1199SEIU members are expressing both concern and outrage at St. Luke’s Cornwall Hospital (SLCH) in New York State’s mid-Hudson Valley and they are doing everything possible to protest the administration’s plan to reduce by half the hours of operation of the Emergency Room on the hospital’s Cornwall campus. The hospital also has a campus nine miles away in Newburgh. That nine-mile span is rural, and often a treacherous stretch during upstate New York’s temperamental winters.

Jennifer Marray, a radiological technologist at the Newburgh campus, is part of a group of 1199SEIU members and area residents who have been making their voices heard by attending and speaking at community forums and meetings of the NYS Public Health and Health Planning Council (PHHPC), as well as lobbying state and federal elected officials.

“I don’t think everyone, including some legislators, understood the potentially disastrous consequences of this move before we started to speak out. Our group includes EMS workers, community members of all ages, and our Assemblyman James Skoufis (D-99) has been wonderful in leading the way,” Marray said.

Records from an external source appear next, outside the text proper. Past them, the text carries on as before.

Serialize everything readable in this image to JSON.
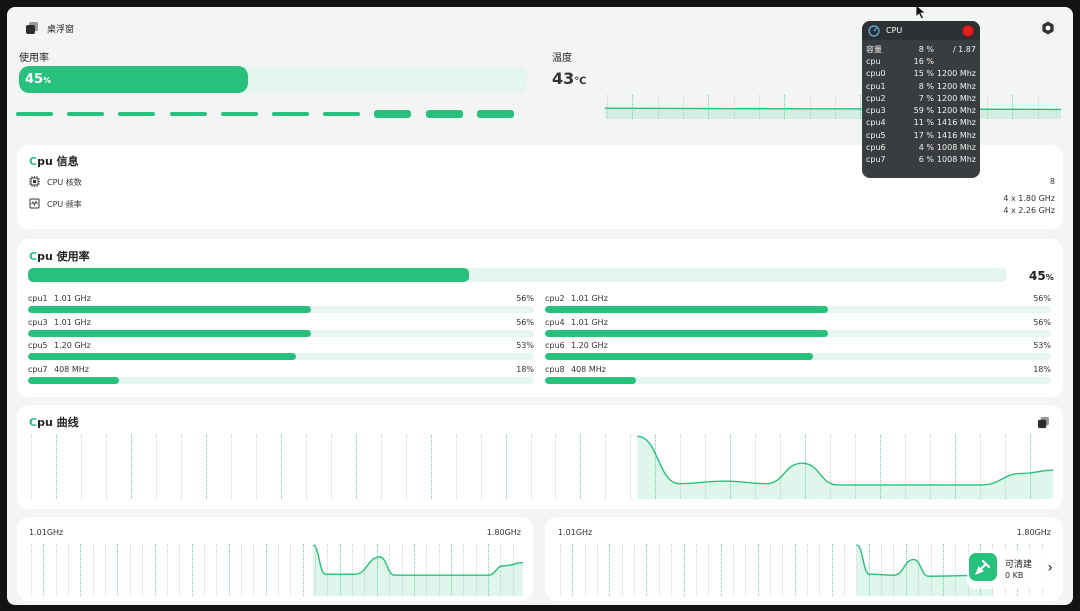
{
  "header": {
    "floating_window_label": "桌浮窗"
  },
  "usage": {
    "label": "使用率",
    "value": "45",
    "unit": "%",
    "fill_fraction": 0.45,
    "dash_levels": [
      0,
      0,
      0,
      0,
      0,
      0,
      0,
      1,
      1,
      1
    ]
  },
  "temperature": {
    "label": "温度",
    "value": "43",
    "unit": "℃"
  },
  "cpu_info": {
    "title_prefix": "C",
    "title_rest": "pu 信息",
    "cores_label": "CPU 核数",
    "cores_value": "8",
    "freq_label": "CPU 频率",
    "freq_values": [
      "4 x 1.80 GHz",
      "4 x 2.26 GHz"
    ]
  },
  "cpu_usage": {
    "title_prefix": "C",
    "title_rest": "pu 使用率",
    "total_value": "45",
    "total_unit": "%",
    "total_fraction": 0.45,
    "cores": [
      {
        "name": "cpu1",
        "freq": "1.01 GHz",
        "pct": "56%",
        "fraction": 0.56
      },
      {
        "name": "cpu2",
        "freq": "1.01 GHz",
        "pct": "56%",
        "fraction": 0.56
      },
      {
        "name": "cpu3",
        "freq": "1.01 GHz",
        "pct": "56%",
        "fraction": 0.56
      },
      {
        "name": "cpu4",
        "freq": "1.01 GHz",
        "pct": "56%",
        "fraction": 0.56
      },
      {
        "name": "cpu5",
        "freq": "1.20 GHz",
        "pct": "53%",
        "fraction": 0.53
      },
      {
        "name": "cpu6",
        "freq": "1.20 GHz",
        "pct": "53%",
        "fraction": 0.53
      },
      {
        "name": "cpu7",
        "freq": "408 MHz",
        "pct": "18%",
        "fraction": 0.18
      },
      {
        "name": "cpu8",
        "freq": "408 MHz",
        "pct": "18%",
        "fraction": 0.18
      }
    ]
  },
  "cpu_curve": {
    "title_prefix": "C",
    "title_rest": "pu 曲线"
  },
  "freq_charts": [
    {
      "left_label": "1.01GHz",
      "right_label": "1.80GHz"
    },
    {
      "left_label": "1.01GHz",
      "right_label": "1.80GHz"
    }
  ],
  "floating_overlay": {
    "title": "CPU",
    "rows": [
      {
        "name": "容量",
        "pct": "8 %",
        "extra": "/ 1.87"
      },
      {
        "name": "cpu",
        "pct": "16 %",
        "extra": ""
      },
      {
        "name": "cpu0",
        "pct": "15 %",
        "extra": "1200 Mhz"
      },
      {
        "name": "cpu1",
        "pct": "8 %",
        "extra": "1200 Mhz"
      },
      {
        "name": "cpu2",
        "pct": "7 %",
        "extra": "1200 Mhz"
      },
      {
        "name": "cpu3",
        "pct": "59 %",
        "extra": "1200 Mhz"
      },
      {
        "name": "cpu4",
        "pct": "11 %",
        "extra": "1416 Mhz"
      },
      {
        "name": "cpu5",
        "pct": "17 %",
        "extra": "1416 Mhz"
      },
      {
        "name": "cpu6",
        "pct": "4 %",
        "extra": "1008 Mhz"
      },
      {
        "name": "cpu7",
        "pct": "6 %",
        "extra": "1008 Mhz"
      }
    ]
  },
  "watermark": {
    "app_name": "可清建",
    "value": "0 KB"
  },
  "colors": {
    "accent": "#27c07d",
    "track": "#e4f6ee",
    "overlay": "#3a3d3f",
    "close": "#e02020"
  }
}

“The fact is that most emergencies can’t simply wait until the morning,” she said. “That’s why they are called emergencies and that’s why public health law takes emergency care so seriously. The hospital’s proposal to keep open the Cornwall ER only from 10 a.m. to 10 p.m. is dangerous and irresponsible. We told the Health Planning Council, the body that has the power to accept or deny the hospital’s proposal, that any policy that allows the hospital to make this change would be unjustified.”

Closing the ER overnight means that patients in need of emergency care, whether traveling in an ambulance or in a personal vehicle, will be diverted to another hospital. For the rural Cornwall area, travel time to any other hospital would be increased, possibly delaying life-saving treatment for patients with symptoms of stroke, cardiac arrest, asthma or a number of other serious health problems. The trip to the hospital is even more risky on less traveled roads and in inclement weather. Timely treatment can make the difference between life and death, or months of rehabilitative services.

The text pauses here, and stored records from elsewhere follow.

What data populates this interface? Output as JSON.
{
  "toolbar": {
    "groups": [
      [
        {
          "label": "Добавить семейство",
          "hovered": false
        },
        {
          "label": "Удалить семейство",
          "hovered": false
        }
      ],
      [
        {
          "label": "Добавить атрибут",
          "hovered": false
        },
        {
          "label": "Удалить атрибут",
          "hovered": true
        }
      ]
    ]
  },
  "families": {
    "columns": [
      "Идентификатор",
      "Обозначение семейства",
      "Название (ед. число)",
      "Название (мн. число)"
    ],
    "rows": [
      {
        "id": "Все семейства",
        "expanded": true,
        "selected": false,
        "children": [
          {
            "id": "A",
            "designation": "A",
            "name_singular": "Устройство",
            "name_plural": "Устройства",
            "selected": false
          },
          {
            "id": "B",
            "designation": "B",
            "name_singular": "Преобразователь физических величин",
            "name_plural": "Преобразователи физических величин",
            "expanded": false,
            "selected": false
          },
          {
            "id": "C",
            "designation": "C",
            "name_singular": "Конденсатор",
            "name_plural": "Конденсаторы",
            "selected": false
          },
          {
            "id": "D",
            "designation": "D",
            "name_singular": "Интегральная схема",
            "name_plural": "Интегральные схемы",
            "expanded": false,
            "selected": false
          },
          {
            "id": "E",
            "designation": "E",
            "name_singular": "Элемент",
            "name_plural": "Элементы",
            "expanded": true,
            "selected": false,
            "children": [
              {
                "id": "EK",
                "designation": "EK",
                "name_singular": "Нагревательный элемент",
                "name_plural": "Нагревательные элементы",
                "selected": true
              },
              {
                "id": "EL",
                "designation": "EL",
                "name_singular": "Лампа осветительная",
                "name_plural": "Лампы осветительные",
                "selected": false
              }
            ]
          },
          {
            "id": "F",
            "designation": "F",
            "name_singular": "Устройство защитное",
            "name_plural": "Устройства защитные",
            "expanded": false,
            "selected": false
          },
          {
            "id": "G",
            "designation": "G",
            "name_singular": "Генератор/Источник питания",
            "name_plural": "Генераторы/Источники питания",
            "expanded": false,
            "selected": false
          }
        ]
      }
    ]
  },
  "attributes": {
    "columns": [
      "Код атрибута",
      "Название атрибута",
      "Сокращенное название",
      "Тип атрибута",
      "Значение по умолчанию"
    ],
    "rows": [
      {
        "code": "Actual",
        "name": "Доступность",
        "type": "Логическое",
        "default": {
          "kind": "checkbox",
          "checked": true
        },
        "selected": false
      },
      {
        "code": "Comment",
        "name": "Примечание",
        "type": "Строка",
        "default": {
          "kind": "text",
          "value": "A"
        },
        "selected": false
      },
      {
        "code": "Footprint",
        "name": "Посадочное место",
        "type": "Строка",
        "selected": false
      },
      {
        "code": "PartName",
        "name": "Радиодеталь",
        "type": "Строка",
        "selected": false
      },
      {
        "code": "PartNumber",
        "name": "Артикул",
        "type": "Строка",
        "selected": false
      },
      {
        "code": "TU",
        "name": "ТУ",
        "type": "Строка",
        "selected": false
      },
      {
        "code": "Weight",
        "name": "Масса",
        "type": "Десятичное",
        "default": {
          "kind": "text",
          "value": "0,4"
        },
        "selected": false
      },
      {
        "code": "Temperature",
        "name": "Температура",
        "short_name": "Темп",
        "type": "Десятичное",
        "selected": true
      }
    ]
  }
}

Marray notes that closing the ER on the Cornwall campus will place an additional burden on an already crowded ER on the SLCH Newburgh campus.

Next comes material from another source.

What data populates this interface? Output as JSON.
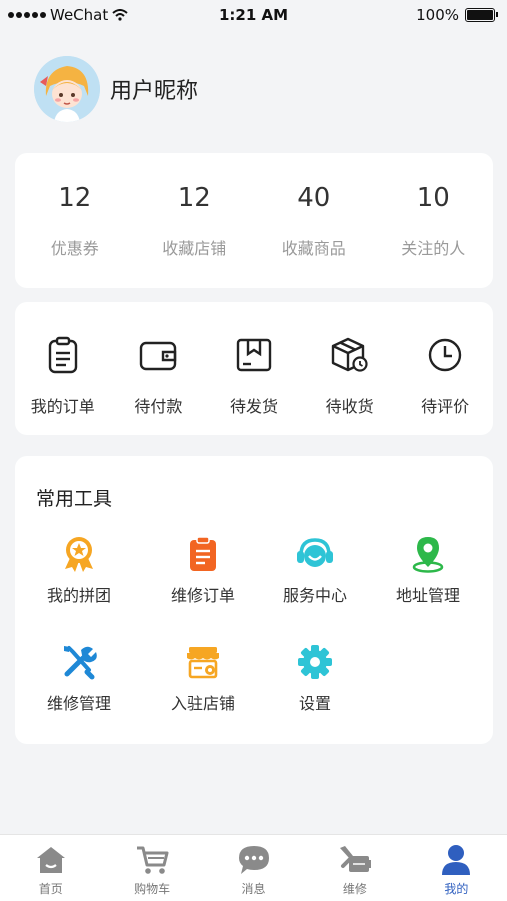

In a memo to the Health Planning Council, 1199SEIU members wrote, “Keep in mind that the ER at Cornwall is vital to both the voluntary EMS and Orange County Emergency Management systems. The healthcare professionals who provide these services have testified to this point many times in the past few months. The Cornwall ER is located close to Stewart Airport and the intersection of I 87 and I 84, making it the facility that would provide emergency services in the event of a catastrophic event. While it is not pleasant to think of those circumstances, we all know too well that they happen and it is the responsibility of public health officials to ensure that the appropriate services are available 24 hours every day.”

Further community forums and lobby visits are planned after the new year.